Mountain in Maine, United States

Borestone Mountain is a mountain in Piscataquis County, Maine. It is a popular hiking spot near the center of the state, with a trailhead located on Mountain Road near Willimantic. The mountain is part of the Borestone Mountain Audubon Sanctuary There are several historic lodges on Midday Pond, run by Maine Audubon.
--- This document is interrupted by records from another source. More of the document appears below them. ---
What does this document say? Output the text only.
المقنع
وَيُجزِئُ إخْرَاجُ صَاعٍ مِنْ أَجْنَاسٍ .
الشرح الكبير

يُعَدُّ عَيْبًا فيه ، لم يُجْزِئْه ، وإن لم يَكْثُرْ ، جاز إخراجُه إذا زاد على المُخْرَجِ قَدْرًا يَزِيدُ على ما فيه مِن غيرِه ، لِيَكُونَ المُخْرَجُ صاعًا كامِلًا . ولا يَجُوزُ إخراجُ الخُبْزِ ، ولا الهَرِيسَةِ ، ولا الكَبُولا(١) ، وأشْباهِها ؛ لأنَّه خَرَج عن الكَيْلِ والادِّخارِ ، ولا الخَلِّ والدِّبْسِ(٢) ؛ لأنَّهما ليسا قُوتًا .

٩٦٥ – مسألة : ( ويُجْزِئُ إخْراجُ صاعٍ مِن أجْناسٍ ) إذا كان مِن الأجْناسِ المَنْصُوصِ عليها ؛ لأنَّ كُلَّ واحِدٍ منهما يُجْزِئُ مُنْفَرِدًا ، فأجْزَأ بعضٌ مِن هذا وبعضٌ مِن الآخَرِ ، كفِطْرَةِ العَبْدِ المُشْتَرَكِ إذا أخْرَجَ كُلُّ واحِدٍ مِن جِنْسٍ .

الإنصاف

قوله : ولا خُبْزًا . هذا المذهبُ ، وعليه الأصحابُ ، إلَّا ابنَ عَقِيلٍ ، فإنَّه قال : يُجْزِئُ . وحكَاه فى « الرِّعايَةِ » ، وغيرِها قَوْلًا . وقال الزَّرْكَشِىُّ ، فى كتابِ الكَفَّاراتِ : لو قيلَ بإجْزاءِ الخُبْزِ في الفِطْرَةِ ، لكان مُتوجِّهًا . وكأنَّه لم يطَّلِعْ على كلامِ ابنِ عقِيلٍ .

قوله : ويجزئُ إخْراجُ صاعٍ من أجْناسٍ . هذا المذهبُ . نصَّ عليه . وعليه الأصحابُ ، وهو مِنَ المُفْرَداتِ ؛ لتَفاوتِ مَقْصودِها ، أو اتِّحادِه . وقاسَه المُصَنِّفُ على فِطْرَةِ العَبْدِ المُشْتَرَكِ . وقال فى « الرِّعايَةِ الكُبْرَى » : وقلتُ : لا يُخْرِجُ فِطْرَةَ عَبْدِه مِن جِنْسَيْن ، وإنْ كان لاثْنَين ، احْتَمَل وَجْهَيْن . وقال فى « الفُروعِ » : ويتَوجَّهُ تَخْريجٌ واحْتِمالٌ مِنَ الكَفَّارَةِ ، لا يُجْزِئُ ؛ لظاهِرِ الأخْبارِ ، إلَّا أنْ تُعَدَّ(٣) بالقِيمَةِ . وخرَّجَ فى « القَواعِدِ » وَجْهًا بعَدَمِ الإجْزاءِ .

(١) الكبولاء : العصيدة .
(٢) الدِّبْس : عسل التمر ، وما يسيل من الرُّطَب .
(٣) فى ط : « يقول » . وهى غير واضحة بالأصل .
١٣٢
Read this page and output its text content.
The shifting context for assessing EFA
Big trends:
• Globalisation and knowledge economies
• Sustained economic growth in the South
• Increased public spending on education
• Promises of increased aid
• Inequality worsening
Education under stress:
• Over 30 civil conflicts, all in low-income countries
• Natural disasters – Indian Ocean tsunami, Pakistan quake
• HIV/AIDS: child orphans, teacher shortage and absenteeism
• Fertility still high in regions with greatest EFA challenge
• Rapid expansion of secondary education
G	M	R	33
The trail is open to hikers 365 days a year. Parking is available on Mountain Road approximately 5 mi north of Willimantic. The well-marked, well-maintained trail passes to the south and east of Midday Pond ascending the west side of the mountain. Directly to the south of Midday pond on the trail is a small one-room cabin with a museum open from Memorial Day to Columbus Day. The distance from parking to the summit is about 3 mi. The last part of the trail is very steep with sharp rocks with iron rungs to assist hikers. The East Peak offers a spectacular 360-degree view extending from the Penobscot River to the east, to the western Maine mountains and the Quebec border to the west.